Autoscaling ensures that you have the sufficient AWS EC2 instances available to handle the load and it also ensures that you don't have more instances allocated than you require.

The load on a server fluctuates over time. Autoscaling allows you to allocate more EC2 resources when you need them and retire them when you no longer need them. You can either manually define peak and low-peak times or you can define rules based on CloudWatch alarm that automatically allocate and retire resources as needed.

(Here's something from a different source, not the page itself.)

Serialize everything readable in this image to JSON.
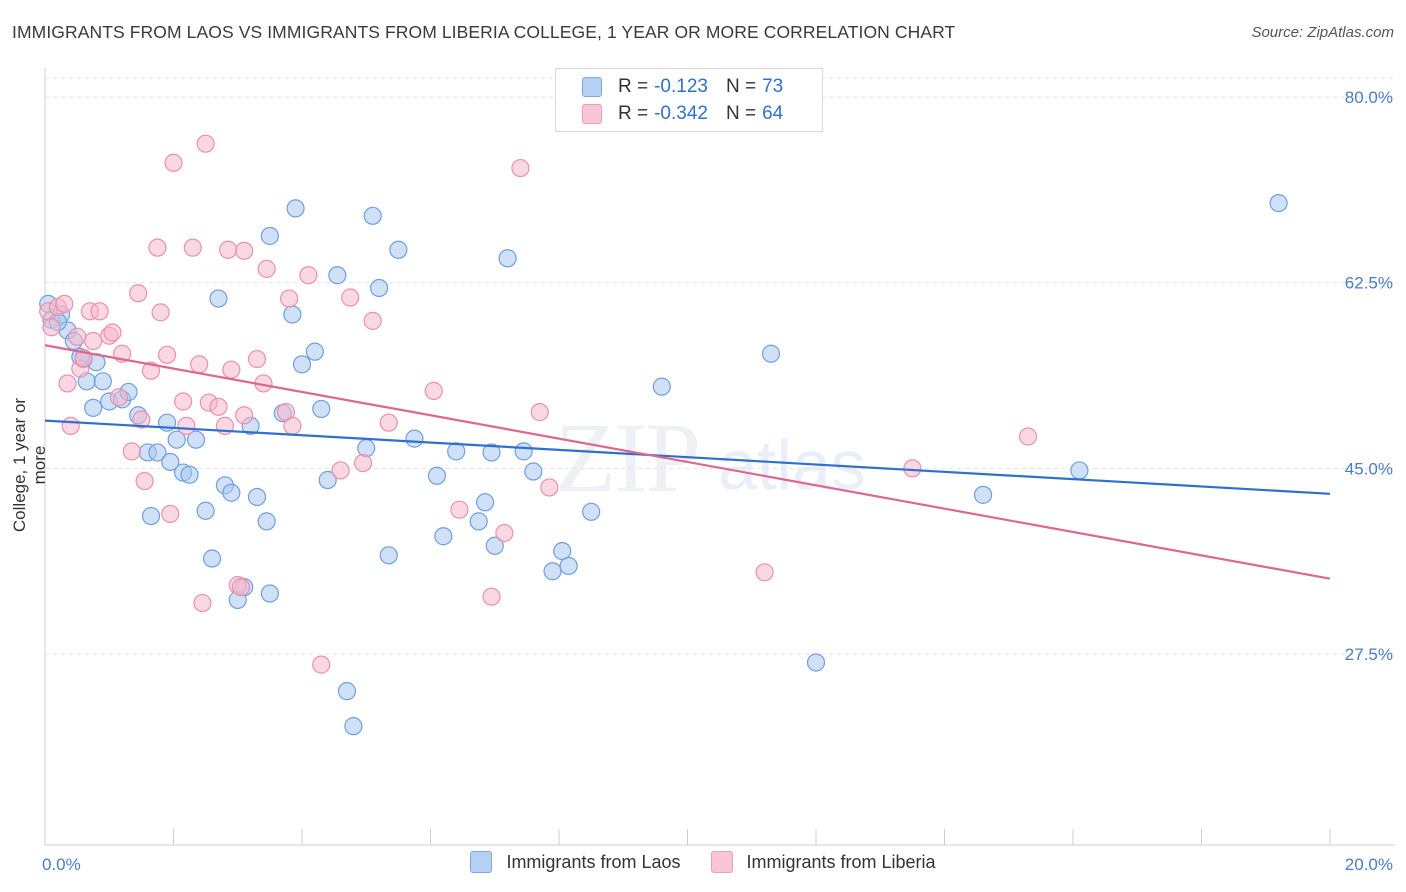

When you add more CPU or RAM to your virtual machines, it is called scaling up. When you reduce CPU or RAM, it is called scaling down Collectively, this is called vertical scaling. When you add more nodes or components, it is called scaling out. When you reduce nodes, it is called scaling in. Collectively, this is called horizontal scaling.

To setup scaling, you need to answer what, where, and when:

  1. Define launch configuration (What?). What will be launched by autoscaling; AMI, instance types, security group, roles?
  2. Define autoscaling group (Where?). Where will you deploy; VPC, subnet, load balancer, minimum instances required, maximum instances allowed, desired capacity?
  3. Define autoscaling policy (When?). When to launch autoscaling. It could be scheduled or on-demand.

For dynamic autoscaling, you need to create CloudWatch alarm which will trigger autoscaling.

To setup autoscaling:

  1. Login to console
  2. Click on Create Autoscaling group under Autoscaling
  3. Choose AMI
  4. Create launch configuration
  5. Create autoscaling group
  6. Create autoscaling policy